Ces questions peuvent demeurer indécises: en tout état de cause, la recourante ne peut se prévaloir de l'art. 267c lettre c CO. Selon la jurisprudence, le besoin personnel du propriétaire au sens de cette disposition existe dès qu'il a des raisons sérieuses d'occuper les locaux et que, dans les circonstances données, ces raisons doivent être considérées comme valables (RO 98 II 108 consid. 3 b et citations). Cette dernière condition n'est pas remplie en l'espèce. En effet, lorsque l'occupation par le propriétaire des locaux dont il a besoin dépend d'une autorisation de transformer ou de démolir, les raisons sérieuses qu'il a à vouloir occuper lesdits locaux ne sont pas valables aussi longtemps qu'il n'a pas obtenu l'autorisation nécessaire. La protection des locataires de logements ou de locaux commerciaux postule qu'ils ne soient contraints à les quitter que si les intentions du propriétaire sont réalisables, et cela dans un avenir proche, afin que les locaux ne restent pas inoccupés.
La recourante n'ayant pas obtenu ni même demandé l'autorisation de transformer, elle ne peut se mettre au bénéfice de l'art. 267 c lettre c CO.

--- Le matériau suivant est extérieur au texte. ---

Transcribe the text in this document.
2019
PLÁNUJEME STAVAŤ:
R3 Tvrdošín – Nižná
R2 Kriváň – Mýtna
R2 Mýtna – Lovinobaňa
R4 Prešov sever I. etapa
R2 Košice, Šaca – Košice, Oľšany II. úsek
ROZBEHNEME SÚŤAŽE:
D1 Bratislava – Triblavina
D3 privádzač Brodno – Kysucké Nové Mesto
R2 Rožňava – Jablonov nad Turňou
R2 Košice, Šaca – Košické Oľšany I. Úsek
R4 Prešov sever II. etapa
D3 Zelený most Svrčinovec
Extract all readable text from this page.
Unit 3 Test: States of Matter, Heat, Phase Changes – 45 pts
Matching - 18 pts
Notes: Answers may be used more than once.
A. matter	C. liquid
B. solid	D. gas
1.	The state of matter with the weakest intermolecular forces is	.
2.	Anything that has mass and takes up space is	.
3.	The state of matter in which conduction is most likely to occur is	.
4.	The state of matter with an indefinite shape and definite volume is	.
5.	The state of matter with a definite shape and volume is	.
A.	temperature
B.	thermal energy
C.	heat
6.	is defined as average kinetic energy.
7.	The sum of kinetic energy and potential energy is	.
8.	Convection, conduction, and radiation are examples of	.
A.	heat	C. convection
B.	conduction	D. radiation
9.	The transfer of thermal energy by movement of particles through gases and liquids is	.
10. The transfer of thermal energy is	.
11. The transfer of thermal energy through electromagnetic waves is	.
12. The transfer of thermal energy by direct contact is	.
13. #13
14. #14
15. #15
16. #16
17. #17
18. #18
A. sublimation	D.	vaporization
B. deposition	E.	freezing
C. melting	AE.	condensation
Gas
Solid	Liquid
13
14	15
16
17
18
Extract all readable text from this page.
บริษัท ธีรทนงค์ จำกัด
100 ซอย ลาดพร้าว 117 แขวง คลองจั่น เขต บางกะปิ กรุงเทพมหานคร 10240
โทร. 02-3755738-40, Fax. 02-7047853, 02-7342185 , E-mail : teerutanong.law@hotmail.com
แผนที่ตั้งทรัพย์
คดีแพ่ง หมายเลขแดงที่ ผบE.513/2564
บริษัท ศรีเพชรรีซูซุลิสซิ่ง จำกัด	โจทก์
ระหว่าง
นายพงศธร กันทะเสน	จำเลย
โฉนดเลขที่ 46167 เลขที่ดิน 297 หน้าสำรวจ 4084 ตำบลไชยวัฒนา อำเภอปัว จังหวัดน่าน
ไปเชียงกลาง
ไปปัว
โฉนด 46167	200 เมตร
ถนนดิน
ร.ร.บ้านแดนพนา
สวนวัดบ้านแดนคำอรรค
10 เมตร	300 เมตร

Au demeurant, elle ne conteste pas que la résiliation du bail aurait des conséquences pénibles pour l'intimé. Celles-ci sont indéniables selon l'arrêt attaqué, qui constate que la surface des locaux commerciaux disponibles ne doit pas dépasser 0,01% dans le quartier où se trouve l'immeuble en question, la pénurie étant encore plus grave s'agissant de locaux artisanaux. La prolongation de bail accordée par les premiers juges est ainsi fondée au regard de l'art. 267 a al. 1 CO et le recours doit être rejeté.